AI Summary • Published on Sep 27, 2025
Existing automatic car damage detection methods primarily rely on 2D image analysis, which limits the comprehensive understanding and accurate geometrical representation of damage. While 3D reconstruction offers a more detailed perspective, current 3D segmentation techniques often require extensive training, scene-specific optimization, or multi-view consistency, which can be impractical for subtle damage visible only from a single viewpoint. The lack of large-scale labeled 3D datasets also poses a significant challenge for developing robust 3D-based solutions.
CrashSplat proposes an end-to-end pipeline for 3D vehicle damage segmentation by lifting 2D masks. The process begins with predicting 2D damage masks using an instance segmentation model, specifically a YOLOv11 network trained on datasets like CarDD and VehiDE. Concurrently, Structure from Motion (SfM) via COLMAP is used on multiple vehicle images to compute camera parameters and generate a sparse point cloud. This point cloud then initializes a 3D Gaussian Splatting (3D-GS) reconstruction of the vehicle. The core contribution is a learning-free, single-view 3D-GS segmentation method: Gaussians are projected onto the image plane using the computed camera parameters. Those falling within the detected 2D mask are then processed using a Z-buffering-inspired algorithm, sorting Gaussians by depth and cumulating their weights. Further refinement involves statistical filtering based on the normal distribution of depth and opacity to remove outliers and noise, ensuring a robust and consistent 3D damage mask.

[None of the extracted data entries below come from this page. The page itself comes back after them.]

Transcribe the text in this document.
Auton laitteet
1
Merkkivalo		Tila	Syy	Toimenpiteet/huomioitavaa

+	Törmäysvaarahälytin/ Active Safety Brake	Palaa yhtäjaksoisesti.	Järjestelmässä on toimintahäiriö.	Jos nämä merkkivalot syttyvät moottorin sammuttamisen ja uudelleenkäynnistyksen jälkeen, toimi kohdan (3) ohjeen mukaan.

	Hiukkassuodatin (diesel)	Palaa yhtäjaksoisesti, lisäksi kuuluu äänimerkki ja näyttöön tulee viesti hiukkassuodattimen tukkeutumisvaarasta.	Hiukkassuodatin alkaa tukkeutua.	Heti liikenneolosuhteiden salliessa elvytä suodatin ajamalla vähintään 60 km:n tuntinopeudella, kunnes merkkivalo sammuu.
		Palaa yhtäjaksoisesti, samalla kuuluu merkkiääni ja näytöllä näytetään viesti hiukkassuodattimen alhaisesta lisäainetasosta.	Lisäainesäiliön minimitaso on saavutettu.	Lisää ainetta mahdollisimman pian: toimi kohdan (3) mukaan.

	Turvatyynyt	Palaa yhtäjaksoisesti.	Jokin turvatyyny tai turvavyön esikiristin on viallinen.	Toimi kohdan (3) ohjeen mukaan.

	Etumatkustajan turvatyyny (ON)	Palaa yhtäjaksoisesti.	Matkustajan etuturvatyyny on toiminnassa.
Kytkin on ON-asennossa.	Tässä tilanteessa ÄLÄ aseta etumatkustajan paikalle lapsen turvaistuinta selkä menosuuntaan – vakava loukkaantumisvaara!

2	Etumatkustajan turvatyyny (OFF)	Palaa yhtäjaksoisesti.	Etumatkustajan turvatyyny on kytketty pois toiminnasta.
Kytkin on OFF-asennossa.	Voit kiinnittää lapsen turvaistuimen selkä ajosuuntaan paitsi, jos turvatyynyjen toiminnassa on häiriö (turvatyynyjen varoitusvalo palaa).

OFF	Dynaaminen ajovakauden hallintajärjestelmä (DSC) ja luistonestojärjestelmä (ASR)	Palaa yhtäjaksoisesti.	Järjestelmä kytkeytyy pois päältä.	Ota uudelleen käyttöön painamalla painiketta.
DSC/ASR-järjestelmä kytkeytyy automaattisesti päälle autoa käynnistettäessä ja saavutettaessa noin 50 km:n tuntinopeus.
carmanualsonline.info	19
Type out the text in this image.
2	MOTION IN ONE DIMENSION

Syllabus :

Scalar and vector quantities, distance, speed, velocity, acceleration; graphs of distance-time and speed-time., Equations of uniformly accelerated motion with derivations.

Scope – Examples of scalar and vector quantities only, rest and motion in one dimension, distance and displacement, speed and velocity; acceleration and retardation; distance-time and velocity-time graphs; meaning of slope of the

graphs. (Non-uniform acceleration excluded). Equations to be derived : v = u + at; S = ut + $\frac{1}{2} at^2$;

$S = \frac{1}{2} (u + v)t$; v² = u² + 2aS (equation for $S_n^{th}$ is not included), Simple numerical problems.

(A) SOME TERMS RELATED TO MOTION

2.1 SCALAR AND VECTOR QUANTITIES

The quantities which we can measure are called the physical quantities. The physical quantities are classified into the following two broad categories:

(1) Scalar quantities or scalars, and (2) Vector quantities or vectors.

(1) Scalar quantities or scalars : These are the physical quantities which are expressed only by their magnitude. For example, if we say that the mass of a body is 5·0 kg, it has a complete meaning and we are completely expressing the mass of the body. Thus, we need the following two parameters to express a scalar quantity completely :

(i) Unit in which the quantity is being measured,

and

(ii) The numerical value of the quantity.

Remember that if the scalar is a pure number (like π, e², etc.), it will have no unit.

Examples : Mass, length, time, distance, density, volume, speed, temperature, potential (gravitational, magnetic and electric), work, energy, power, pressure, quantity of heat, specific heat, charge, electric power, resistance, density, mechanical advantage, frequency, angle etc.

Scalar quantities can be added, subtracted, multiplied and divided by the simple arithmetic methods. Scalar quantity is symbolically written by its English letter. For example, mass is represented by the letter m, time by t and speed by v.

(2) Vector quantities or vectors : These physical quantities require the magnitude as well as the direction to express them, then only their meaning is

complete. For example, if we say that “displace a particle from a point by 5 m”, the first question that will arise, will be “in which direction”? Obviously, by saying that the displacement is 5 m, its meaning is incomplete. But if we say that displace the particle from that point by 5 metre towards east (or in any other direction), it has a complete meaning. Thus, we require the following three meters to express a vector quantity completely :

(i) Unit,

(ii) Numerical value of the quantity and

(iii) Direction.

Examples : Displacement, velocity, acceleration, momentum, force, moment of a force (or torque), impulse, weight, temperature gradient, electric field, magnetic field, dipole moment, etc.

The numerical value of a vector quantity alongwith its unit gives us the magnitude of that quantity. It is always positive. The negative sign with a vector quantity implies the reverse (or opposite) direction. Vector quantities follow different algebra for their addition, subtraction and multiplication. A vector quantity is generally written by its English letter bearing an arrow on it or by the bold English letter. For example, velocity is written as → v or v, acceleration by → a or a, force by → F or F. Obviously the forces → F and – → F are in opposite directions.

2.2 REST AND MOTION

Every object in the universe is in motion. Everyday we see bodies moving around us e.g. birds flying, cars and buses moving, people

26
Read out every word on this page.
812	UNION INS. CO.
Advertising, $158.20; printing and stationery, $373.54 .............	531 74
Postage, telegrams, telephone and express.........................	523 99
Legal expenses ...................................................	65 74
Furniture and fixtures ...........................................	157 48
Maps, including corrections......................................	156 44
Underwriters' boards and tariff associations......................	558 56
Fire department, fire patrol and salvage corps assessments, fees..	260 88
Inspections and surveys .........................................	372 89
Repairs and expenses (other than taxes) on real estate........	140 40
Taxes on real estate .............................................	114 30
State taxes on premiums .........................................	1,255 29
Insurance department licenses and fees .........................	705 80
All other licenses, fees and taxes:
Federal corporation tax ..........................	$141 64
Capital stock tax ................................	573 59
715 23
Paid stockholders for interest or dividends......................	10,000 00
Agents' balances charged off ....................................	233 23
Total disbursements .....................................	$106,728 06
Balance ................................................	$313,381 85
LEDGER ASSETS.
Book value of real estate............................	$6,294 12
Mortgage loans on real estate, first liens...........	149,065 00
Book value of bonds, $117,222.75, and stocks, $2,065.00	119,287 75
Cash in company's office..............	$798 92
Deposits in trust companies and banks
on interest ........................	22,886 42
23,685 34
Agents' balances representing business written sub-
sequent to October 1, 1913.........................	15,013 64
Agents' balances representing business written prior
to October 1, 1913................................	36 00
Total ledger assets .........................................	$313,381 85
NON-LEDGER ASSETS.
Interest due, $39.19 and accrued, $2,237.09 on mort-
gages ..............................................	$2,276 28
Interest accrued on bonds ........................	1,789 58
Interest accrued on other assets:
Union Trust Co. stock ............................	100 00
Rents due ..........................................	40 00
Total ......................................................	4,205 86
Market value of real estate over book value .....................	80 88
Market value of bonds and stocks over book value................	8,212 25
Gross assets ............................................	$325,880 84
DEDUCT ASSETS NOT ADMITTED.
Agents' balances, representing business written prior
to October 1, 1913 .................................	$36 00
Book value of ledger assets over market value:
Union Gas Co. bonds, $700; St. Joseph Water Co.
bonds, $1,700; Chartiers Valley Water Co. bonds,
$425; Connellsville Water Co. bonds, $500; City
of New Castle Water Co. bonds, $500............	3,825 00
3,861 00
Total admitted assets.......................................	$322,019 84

Experiments demonstrated that CrashSplat's single-view 3D segmentation approach is robust and effective, particularly for challenging scenarios where multi-view consistency is difficult to achieve. On 2D instance segmentation, YOLOv11-l and YOLOv11-x models achieved competitive mAP metrics on CarDD and VehiDE datasets, with YOLOv11-l being preferred for its efficiency. When comparing 3D segmentation, CrashSplat's single-view method yielded results comparable to, and in some cases outperformed, existing multi-view and training-based 3D segmentation approaches on public datasets like SPIn-NeRF and the "Truck" scene from Tanks and Temples. The method achieved sub-second CPU latency per instance for the segmentation process, highlighting its computational efficiency and avoidance of heavy preprocessing or reliance on large foundation models. Qualitative results showed consistent and visually high-quality 3D masks from multiple viewpoints despite using only a single input view for segmentation.
The CrashSplat solution has significant practical implications for real-world applications such as auto insurance, car repair shops, and online car sales, enabling more accurate and interactive damage assessments. By providing a superior geometrical representation of damage, it can improve visualization and analysis processes. However, the approach has limitations stemming from the quality of the initial 2D instance segmentation network, which can be affected by shadows, reflections, and the scarcity of high-quality, large-scale labeled damage datasets. Furthermore, the quality of the 3D-GS reconstruction inherently impacts the final segmentation, especially on challenging surfaces like glass. Future work includes addressing these dataset limitations, potentially through synthetic data generation, expanding evaluation to more diverse datasets, comparing against a broader range of 3D-GS baselines, and optimizing the Z-buffering algorithm for multi-threaded processing to further reduce runtime.